By  Mowahid Shah

August 12, 2005

Nuclear Double-Standard


The new US-Indo accord has given India on a silver platter what it had been seeking for years, namely, full US civilian nuclear cooperation without India exposing its military nuclear program to international inspections. The effect of the accord is that a nuclear weapon state operating outside the purview of the Non-Proliferation Treaty (NPT) has been promised US civilian nuclear technology. Thus, the principle that countries that refuse to sign the NPT should be barred from getting civilian nuclear assistance has been hit for a six. As characterized by the Financial Times in its editorial of July 20 “the US has erred in giving India almost everything it wanted on the nuclear front.” Senior news analyst Daniel Schorr described the US-Indo accord in the Christian Science Monitor of July 29 as a “historic change in attitudes toward India…with the Bush administration ready to show favoritism to India.”

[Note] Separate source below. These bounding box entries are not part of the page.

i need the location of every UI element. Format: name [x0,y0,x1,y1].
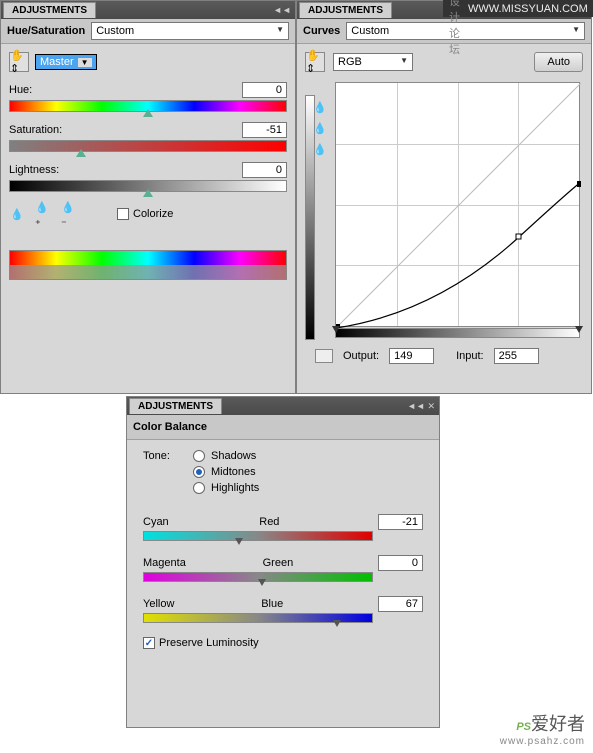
midtones-label: Midtones [211,466,256,478]
curves-panel: ADJUSTMENTS ◄◄ Curves Custom ✋⇕ RGB Auto… [296,0,592,394]
eyedropper-white-icon[interactable]: 💧 [313,143,327,156]
radio-highlights[interactable] [193,482,205,494]
tabbar: ADJUSTMENTS ◄◄ [1,1,295,19]
targeted-adjust-icon[interactable]: ✋⇕ [9,52,29,72]
yellow-label: Yellow [143,598,174,610]
tabbar: ADJUSTMENTS ◄◄ [127,397,439,415]
hue-input[interactable]: 0 [242,82,287,98]
saturation-input[interactable]: -51 [242,122,287,138]
input-gradient[interactable] [335,328,580,338]
tab-adjustments[interactable]: ADJUSTMENTS [299,2,392,18]
panel-title: Curves [303,25,340,37]
subheader: Color Balance [127,415,439,440]
panel-close-icon[interactable]: ◄◄ [407,401,435,412]
eyedropper-black-icon[interactable]: 💧 [313,101,327,114]
colorize-checkbox[interactable] [117,208,129,220]
preset-dropdown[interactable]: Custom [346,22,585,40]
preserve-luminosity-checkbox[interactable]: ✓ [143,637,155,649]
eyedropper-sub-icon[interactable]: 💧₋ [61,206,77,222]
magenta-label: Magenta [143,557,186,569]
watermark-top: 思缘设计论坛WWW.MISSYUAN.COM [443,0,593,17]
saturation-label: Saturation: [9,124,62,136]
hue-sat-panel: ADJUSTMENTS ◄◄ Hue/Saturation Custom ✋⇕ … [0,0,296,394]
panel-collapse-icon[interactable]: ◄◄ [273,5,291,15]
output-label: Output: [343,350,379,362]
tone-label: Tone: [143,450,179,498]
radio-shadows[interactable] [193,450,205,462]
highlights-label: Highlights [211,482,259,494]
channel-dropdown[interactable]: RGB [333,53,413,71]
curve-grid[interactable] [335,82,580,327]
cyan-label: Cyan [143,516,169,528]
tab-adjustments[interactable]: ADJUSTMENTS [129,398,222,414]
yellow-blue-slider[interactable] [143,613,373,623]
histogram-icon[interactable] [315,349,333,363]
yellow-blue-input[interactable]: 67 [378,596,423,612]
color-balance-panel: ADJUSTMENTS ◄◄ Color Balance Tone: Shado… [126,396,440,728]
cyan-red-slider[interactable] [143,531,373,541]
preset-dropdown[interactable]: Custom [91,22,289,40]
hue-slider[interactable] [9,100,287,112]
red-label: Red [259,516,279,528]
targeted-adjust-icon[interactable]: ✋⇕ [305,52,325,72]
panel-title: Color Balance [133,421,207,433]
magenta-green-slider[interactable] [143,572,373,582]
cyan-red-input[interactable]: -21 [378,514,423,530]
green-label: Green [263,557,294,569]
shadows-label: Shadows [211,450,256,462]
input-input[interactable]: 255 [494,348,539,364]
lightness-slider[interactable] [9,180,287,192]
subheader: Hue/Saturation Custom [1,19,295,44]
watermark-bottom: PS爱好者 www.psahz.com [500,710,585,747]
input-label: Input: [456,350,484,362]
tab-adjustments[interactable]: ADJUSTMENTS [3,2,96,18]
lightness-input[interactable]: 0 [242,162,287,178]
range-spectrum[interactable] [9,250,287,280]
eyedropper-icon[interactable]: 💧 [9,206,25,222]
hue-label: Hue: [9,84,32,96]
colorize-label: Colorize [133,208,173,220]
eyedropper-gray-icon[interactable]: 💧 [313,122,327,135]
saturation-slider[interactable] [9,140,287,152]
blue-label: Blue [261,598,283,610]
preserve-luminosity-label: Preserve Luminosity [159,637,259,649]
eyedropper-add-icon[interactable]: 💧₊ [35,206,51,222]
auto-button[interactable]: Auto [534,52,583,72]
channel-dropdown[interactable]: Master▼ [35,54,97,70]
panel-title: Hue/Saturation [7,25,85,37]
lightness-label: Lightness: [9,164,59,176]
output-input[interactable]: 149 [389,348,434,364]
subheader: Curves Custom [297,19,591,44]
radio-midtones[interactable] [193,466,205,478]
magenta-green-input[interactable]: 0 [378,555,423,571]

The Bush administration has made an exception of India by giving it exemption a la Israel. Not coincidentally, both the “exempt” and “exceptional” states, i.e., India and Israel, are forging closer ties. Knowledgeable circles in the Washington area are of the view that India accessed Israel in a belief – well-founded it appears – that the route to Washington was through Israel. It has not been without cost to the credibility of US officialdom, which has been accused by US Presidential candidate and pioneer of the consumer movement, Ralph Nader, of being “puppets of Israel.” There is also a Chinese sub-text, with India being crudely propped up as a counterweight to China. Already, this is fueling a growing alliance between China and Iran, which is cemented by a shared distrust of US motives.
Also, the US plans to help India become a ‘major power’. But, among other things, a world-class power needs a world-class infrastructure, such as good transport networks, sound telecommunications, and electricity systems. Not to speak of a society bereft of crippling caste-ridden violence and discrimination.

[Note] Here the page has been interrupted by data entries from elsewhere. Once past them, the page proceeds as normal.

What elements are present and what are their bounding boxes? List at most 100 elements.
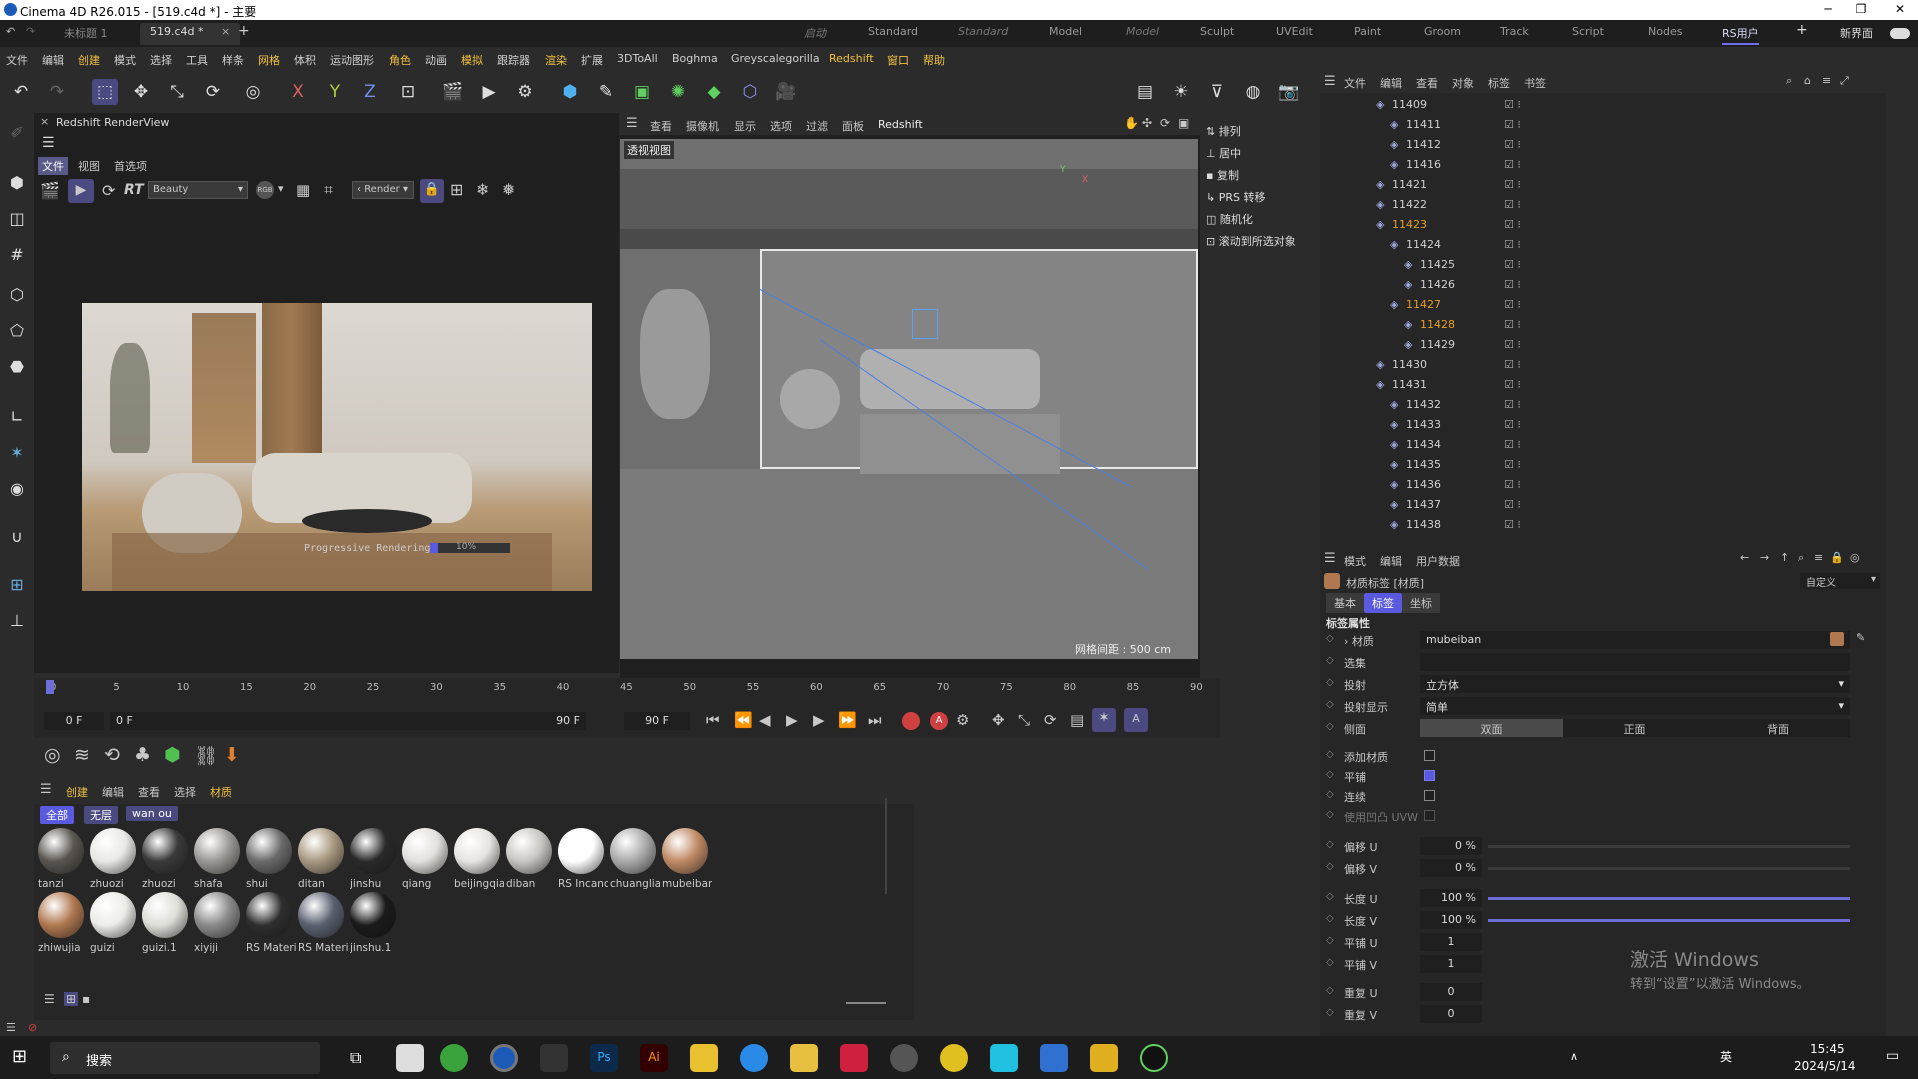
rs-ipr-icon[interactable]: ▤ xyxy=(1132,79,1158,105)
vp-menu-options[interactable]: 选项 xyxy=(770,118,792,134)
dolly-icon[interactable]: ✣ xyxy=(1142,116,1152,130)
visibility-icon[interactable]: ☑ ⁝ xyxy=(1504,518,1521,531)
add-layout-icon[interactable]: + xyxy=(1796,22,1808,38)
material-swatch[interactable]: RS Incande xyxy=(556,826,616,906)
object-row[interactable]: ◈ 11431 ☑ ⁝ xyxy=(1320,375,1886,395)
filter-all[interactable]: 全部 xyxy=(40,806,74,824)
viewport-menu-icon[interactable]: ☰ xyxy=(626,116,638,131)
menu-select[interactable]: 选择 xyxy=(150,52,172,68)
visibility-icon[interactable]: ☑ ⁝ xyxy=(1504,398,1521,411)
move-icon[interactable]: ✥ xyxy=(128,79,154,105)
grid-icon[interactable]: ⊞ xyxy=(450,180,463,199)
object-name[interactable]: 11423 xyxy=(1392,218,1427,231)
pen-icon[interactable]: ✎ xyxy=(593,79,619,105)
deformer-icon[interactable]: ◆ xyxy=(701,79,727,105)
vp-menu-panel[interactable]: 面板 xyxy=(842,118,864,134)
x-axis-icon[interactable]: X xyxy=(285,79,311,105)
visibility-icon[interactable]: ☑ ⁝ xyxy=(1504,418,1521,431)
maximize-view-icon[interactable]: ▣ xyxy=(1178,116,1189,130)
layout-groom[interactable]: Groom xyxy=(1424,25,1461,38)
redo-icon[interactable]: ↷ xyxy=(44,79,70,105)
grid-view-icon[interactable]: ⊞ xyxy=(64,992,79,1006)
edges-mode-icon[interactable]: ⬠ xyxy=(4,317,30,343)
key-position-icon[interactable]: ✥ xyxy=(992,711,1005,729)
expand-icon[interactable]: ⤢ xyxy=(1840,74,1849,88)
visibility-icon[interactable]: ☑ ⁝ xyxy=(1504,98,1521,111)
up-icon[interactable]: ↑ xyxy=(1780,551,1789,564)
attr-tab-basic[interactable]: 基本 xyxy=(1326,593,1364,613)
layout-paint[interactable]: Paint xyxy=(1354,25,1381,38)
material-swatch[interactable]: beijingqiar xyxy=(452,826,512,906)
object-row[interactable]: ◈ 11437 ☑ ⁝ xyxy=(1320,495,1886,515)
object-row[interactable]: ◈ 11412 ☑ ⁝ xyxy=(1320,135,1886,155)
rs-link-icon[interactable]: ⛓ xyxy=(194,744,218,767)
object-name[interactable]: 11427 xyxy=(1406,298,1441,311)
checker-icon[interactable]: ▦ xyxy=(296,181,310,199)
rs-sky-icon[interactable]: ≋ xyxy=(74,744,90,766)
grid-snap-icon[interactable]: ⊞ xyxy=(4,571,30,597)
material-swatch[interactable]: guizi.1 xyxy=(140,890,200,970)
keyframe-settings-icon[interactable]: ⚙ xyxy=(956,711,969,729)
offset-v-field[interactable]: 0 % xyxy=(1420,859,1482,877)
object-row[interactable]: ◈ 11436 ☑ ⁝ xyxy=(1320,475,1886,495)
object-row[interactable]: ◈ 11430 ☑ ⁝ xyxy=(1320,355,1886,375)
orbit-icon[interactable]: ⟳ xyxy=(1160,116,1170,130)
tiles-v-field[interactable]: 1 xyxy=(1420,955,1482,973)
timeline-ruler[interactable]: 051015202530354045505560657075808590 xyxy=(50,682,1203,698)
object-row[interactable]: ◈ 11409 ☑ ⁝ xyxy=(1320,95,1886,115)
prev-frame-icon[interactable]: ◀ xyxy=(759,711,771,729)
visibility-icon[interactable]: ☑ ⁝ xyxy=(1504,478,1521,491)
live-select-icon[interactable]: ⬚ xyxy=(92,79,118,105)
visibility-icon[interactable]: ☑ ⁝ xyxy=(1504,378,1521,391)
am-target-icon[interactable]: ◎ xyxy=(1850,551,1860,564)
render-settings-icon[interactable]: ⚙ xyxy=(512,79,538,105)
rs-gear-icon[interactable]: ⟲ xyxy=(104,744,120,766)
close-panel-icon[interactable]: × xyxy=(40,115,49,128)
menu-redshift[interactable]: Redshift xyxy=(829,52,874,65)
key-param-icon[interactable]: ▤ xyxy=(1070,711,1084,729)
am-menu-edit[interactable]: 编辑 xyxy=(1380,553,1402,569)
object-row[interactable]: ◈ 11423 ☑ ⁝ xyxy=(1320,215,1886,235)
new-tab-icon[interactable]: + xyxy=(238,23,250,39)
object-row[interactable]: ◈ 11434 ☑ ⁝ xyxy=(1320,435,1886,455)
am-filter-icon[interactable]: ≡ xyxy=(1814,551,1823,564)
object-row[interactable]: ◈ 11411 ☑ ⁝ xyxy=(1320,115,1886,135)
om-menu-object[interactable]: 对象 xyxy=(1452,75,1474,91)
browser-app-icon[interactable] xyxy=(440,1044,468,1072)
snowflake-2-icon[interactable]: ❅ xyxy=(502,180,515,199)
field-icon[interactable]: ⬡ xyxy=(737,79,763,105)
menu-animation[interactable]: 动画 xyxy=(425,52,447,68)
clock-time[interactable]: 15:45 xyxy=(1810,1042,1845,1056)
goto-end-icon[interactable]: ⏭ xyxy=(868,711,882,729)
object-row[interactable]: ◈ 11429 ☑ ⁝ xyxy=(1320,335,1886,355)
pan-icon[interactable]: ✋ xyxy=(1124,116,1139,130)
layout-uvedit[interactable]: UVEdit xyxy=(1276,25,1313,38)
material-swatch[interactable]: qiang xyxy=(400,826,460,906)
magnet-icon[interactable]: ∪ xyxy=(4,523,30,549)
workplane-icon[interactable]: # xyxy=(4,241,30,267)
filter-nolayer[interactable]: 无层 xyxy=(84,806,118,824)
large-view-icon[interactable]: ▪ xyxy=(82,992,90,1006)
visibility-icon[interactable]: ☑ ⁝ xyxy=(1504,198,1521,211)
menu-create[interactable]: 创建 xyxy=(78,52,100,68)
object-name[interactable]: 11435 xyxy=(1406,458,1441,471)
visibility-icon[interactable]: ☑ ⁝ xyxy=(1504,278,1521,291)
preset-dropdown[interactable]: 自定义 ▾ xyxy=(1800,573,1880,589)
selection-field[interactable] xyxy=(1420,653,1850,671)
task-view-icon[interactable]: ⧉ xyxy=(350,1048,361,1068)
notes-app-icon[interactable] xyxy=(690,1044,718,1072)
end-frame-field[interactable]: 90 F xyxy=(624,712,690,730)
layout-sculpt[interactable]: Sculpt xyxy=(1200,25,1234,38)
vp-menu-camera[interactable]: 摄像机 xyxy=(686,118,719,134)
recent-tool-icon[interactable]: ◎ xyxy=(240,79,266,105)
object-name[interactable]: 11429 xyxy=(1420,338,1455,351)
tile-checkbox[interactable] xyxy=(1424,770,1435,781)
rv-menu-prefs[interactable]: 首选项 xyxy=(114,158,147,174)
goto-start-icon[interactable]: ⏮ xyxy=(706,711,720,729)
prev-key-icon[interactable]: ⏪ xyxy=(734,711,753,729)
camera-icon[interactable]: 🎥 xyxy=(773,79,799,105)
offset-u-slider[interactable] xyxy=(1488,845,1850,848)
aov-dropdown[interactable]: Beauty ▾ xyxy=(148,181,248,199)
paint-icon[interactable]: ✐ xyxy=(4,119,30,145)
rs-dome-icon[interactable]: ◍ xyxy=(1240,79,1266,105)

The president of Brookings Institution, Strobe Talbott, has depicted the new Indo-US alliance as a “step toward a breakdown in the international proliferation regime.” And, according to a leading Washington-based Pakistan expert, Stephen Cohen, “The Vajpayee government invented the term ‘natural alliance’ which has been adopted by American officials.”

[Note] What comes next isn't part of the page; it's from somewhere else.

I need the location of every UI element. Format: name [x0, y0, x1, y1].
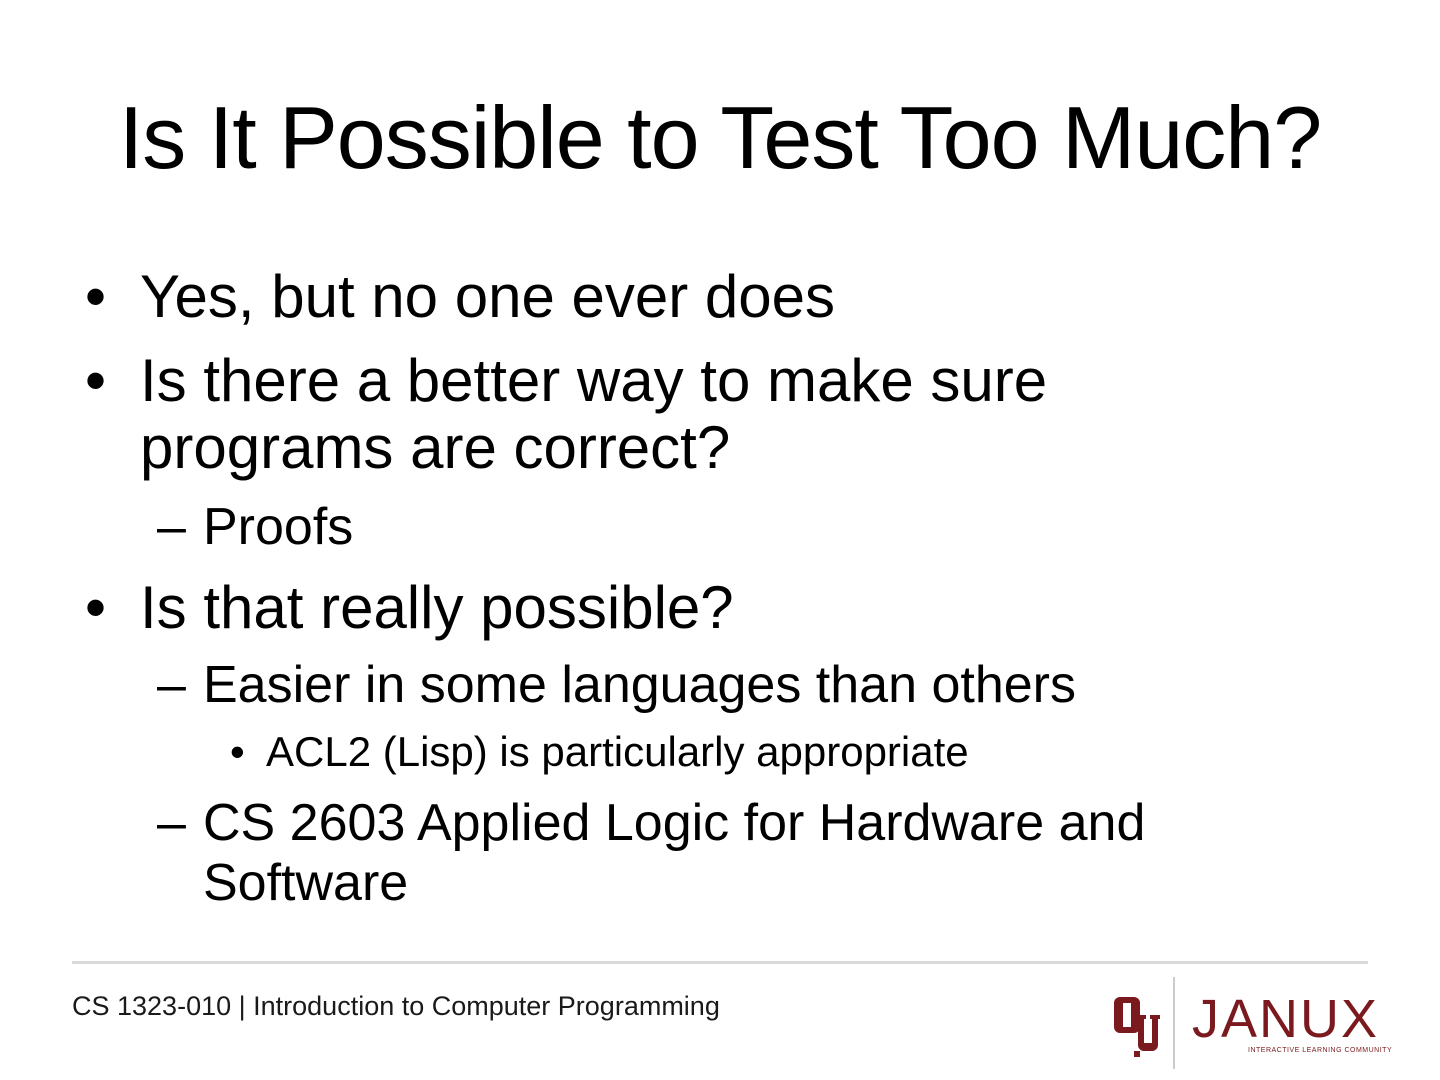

But the Indo-US accord is still not a done deal. It has to be approved by the US Congress which, despite its Republican majority, will not find it easy to reverse its long standing nuclear policies. For Bush’s plan to take off, the US Congress would have to repeal or amend US law.
In 1978, the US Congress passed the Non-Proliferation Act, which bars countries which have not signed the NPT from acquiring civilian nuclear technology from the US. As a non-signatory to the NPT, India thus is currently ineligible to receive US civilian nuclear technology. The same law would also require India to agree to “full-scope” safeguards, agreeing to open its civilian and military reactors to international inspection by the International Atomic Energy Agency (IAEA). Although India is prepared to permit IAEA inspection of all of its civilian nuclear reactors, it will not agree to inspection of its military nuclear facilities. Thus, US civilian nuclear technology cannot be transferred to India unless and until the US Congress acts to change its laws.
Congress should refuse to do so if it values US interests as opposed to the temporary exigencies of the Bush administration whose unwise policies have already caused profound harm both to the US as well as to the Muslim world. This also would be a test case for the Pakistani-American community in that it presents an excellent opportunity for it to make its mark. On this issue, its interests converge with the interests of the US public as well as goals of global nuclear non-proliferation.
Commenting on the Indo-US nuclear concord, The New York Times, through its editorial of July 22, said: “A nuclear non-proliferation policy that is selective and unilateral is no policy at all.”
During these deadly times, it sends yet another message of double standards.